El problema surge cuando un expatriado que trabaja y reside en Dubái asume que ha perdido automáticamente la condición de residente fiscal en España, sin haber comprobado si cumple realmente los criterios que marca la ley. La normativa española considera residente fiscal, entre otros casos, a quien permanece más de 183 días en territorio español durante el año natural o a quien tiene en España el núcleo principal de sus intereses económicos. Si compras una casa y empiezas a pasar largas temporadas en ella, puedes estar acercándote a ese límite sin darte cuenta. Y si, además, tu empresa o tu familia siguen en España, la Agencia Tributaria podría considerar que nunca perdiste la residencia. En ese escenario, de repente estás obligado a presentar el modelo 720 por tus cuentas bancarias y propiedades en Emiratos, y a tributar en España por tu renta mundial. Las sanciones por no presentarlo o hacerlo fuera de plazo son notoriamente elevadas, con multas fijas de 5.000 euros por cada dato omitido, y pueden llegar a ser mucho más gravosas que el propio impuesto.
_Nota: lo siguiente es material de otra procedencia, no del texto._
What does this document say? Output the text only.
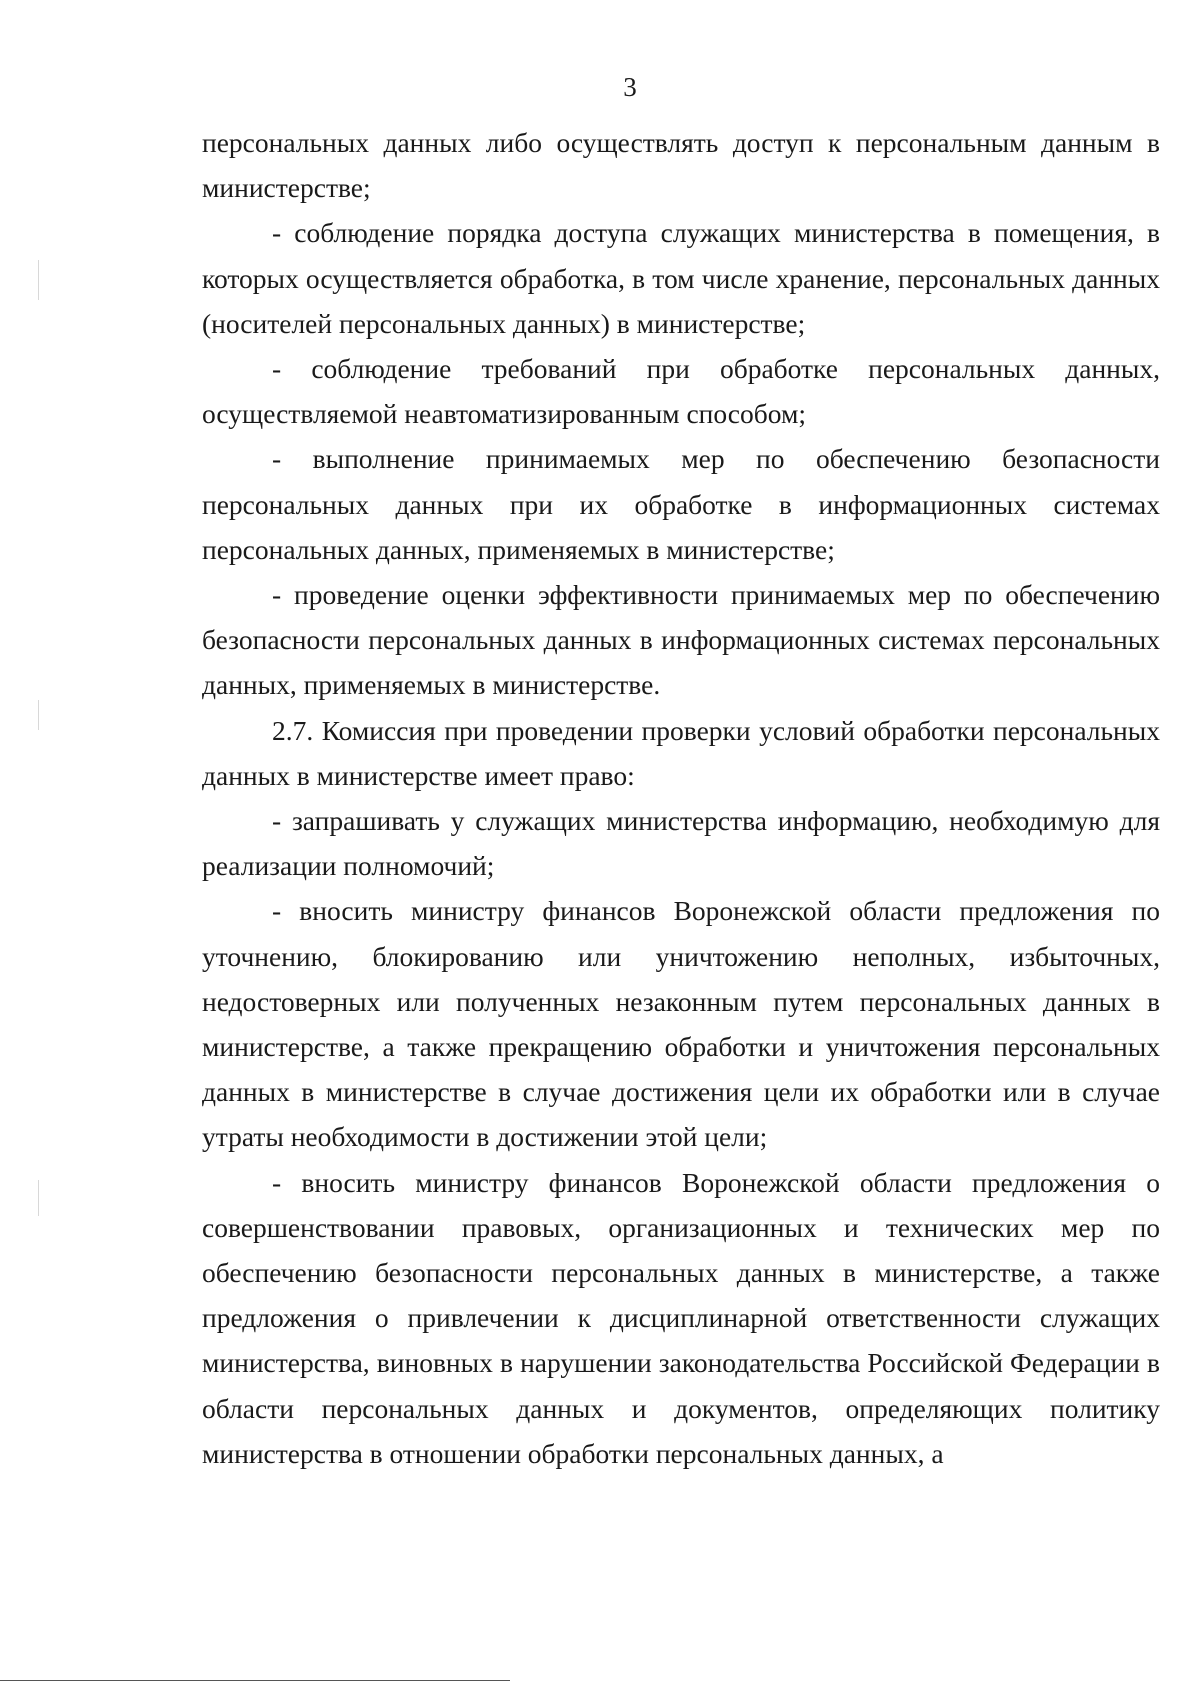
3

персональных данных либо осуществлять доступ к персональным данным в министерстве;

- соблюдение порядка доступа служащих министерства в помещения, в которых осуществляется обработка, в том числе хранение, персональных данных (носителей персональных данных) в министерстве;

- соблюдение требований при обработке персональных данных, осуществляемой неавтоматизированным способом;

- выполнение принимаемых мер по обеспечению безопасности персональных данных при их обработке в информационных системах персональных данных, применяемых в министерстве;

- проведение оценки эффективности принимаемых мер по обеспечению безопасности персональных данных в информационных системах персональных данных, применяемых в министерстве.

2.7. Комиссия при проведении проверки условий обработки персональных данных в министерстве имеет право:

- запрашивать у служащих министерства информацию, необходимую для реализации полномочий;

- вносить министру финансов Воронежской области предложения по уточнению, блокированию или уничтожению неполных, избыточных, недостоверных или полученных незаконным путем персональных данных в министерстве, а также прекращению обработки и уничтожения персональных данных в министерстве в случае достижения цели их обработки или в случае утраты необходимости в достижении этой цели;

- вносить министру финансов Воронежской области предложения о совершенствовании правовых, организационных и технических мер по обеспечению безопасности персональных данных в министерстве, а также предложения о привлечении к дисциплинарной ответственности служащих министерства, виновных в нарушении законодательства Российской Федерации в области персональных данных и документов, определяющих политику министерства в отношении обработки персональных данных, а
La Realidad Fiscal: dónde está la clave para no equivocarte
La lección principal de esta trifecta fiscal es que comprar una casa en España desde Dubái no es, ni mucho menos, una operación libre de impuestos, pero tampoco tiene por qué convertirse en un quebradero de cabeza si tomas las precauciones adecuadas. El IRNR es un coste anual gestionable si lo presupuestas desde el primer día. El Impuesto sobre el Patrimonio solo aparece cuando la inversión alcanza un volumen considerable —y aún así, las bonificaciones autonómicas pueden mitigarlo en zonas como Andalucía—. La verdadera amenaza oculta es la residencia fiscal mal determinada: quien cree ser no residente pero sigue atado a España por sus vínculos económicos y temporales se arriesga a que Hacienda reclame años atrás el IRPF por toda su renta mundial, más intereses y sanciones, y a que el Modelo 720 aflore como prueba de una situación que nunca debió ocultar.
El convenio de doble imposición España‑UAE es un aliado que impide que una misma renta tribute dos veces, pero no te convierte en no residente automáticamente ni te otorga una exención por comprar vivienda en España. Para cualquier expatriado, el paso previo a firmar la escritura debería ser revisar con un asesor especializado tu verdadero estatus fiscal, confirmar que has cursado correctamente la baja censal en España si procede, y calcular qué obligaciones vas a asumir como propietario no residente. Hacerlo a tiempo te ahorrará disgustos y dinero.
Lo que debes saber
- Umbral o cifra clave: El IRNR se liquida aplicando un porcentaje del 1,1 % o 2 % al valor catastral (según año de revisión) y un tipo del 24 % para no residentes no comunitarios. El Impuesto sobre el Patrimonio aplica solo si el valor neto de los bienes en España supera 700.000 €.
- Plazo o fecha límite: La declaración del IRNR y del Impuesto sobre el Patrimonio de cada año debe presentarse antes del 31 de diciembre del año siguiente (ejemplo: la del año 2026, antes de finalizar 2027).
- Organismo competente: Agencia Estatal de Administración Tributaria (AEAT). Los modelos son el 210 (IRNR) y el 714 (Patrimonio no residentes).
- Advertencia principal: El error más habitual es asumir que por vivir en Dubái se ha perdido la residencia fiscal española, sin verificar los vínculos reales con España; esto puede desencadenar sanciones graves, intereses y obligaciones retroactivas con el Modelo 720.
Este artículo tiene carácter informativo. Para tu situación concreta consulta siempre con un asesor fiscal especializado en expatriados.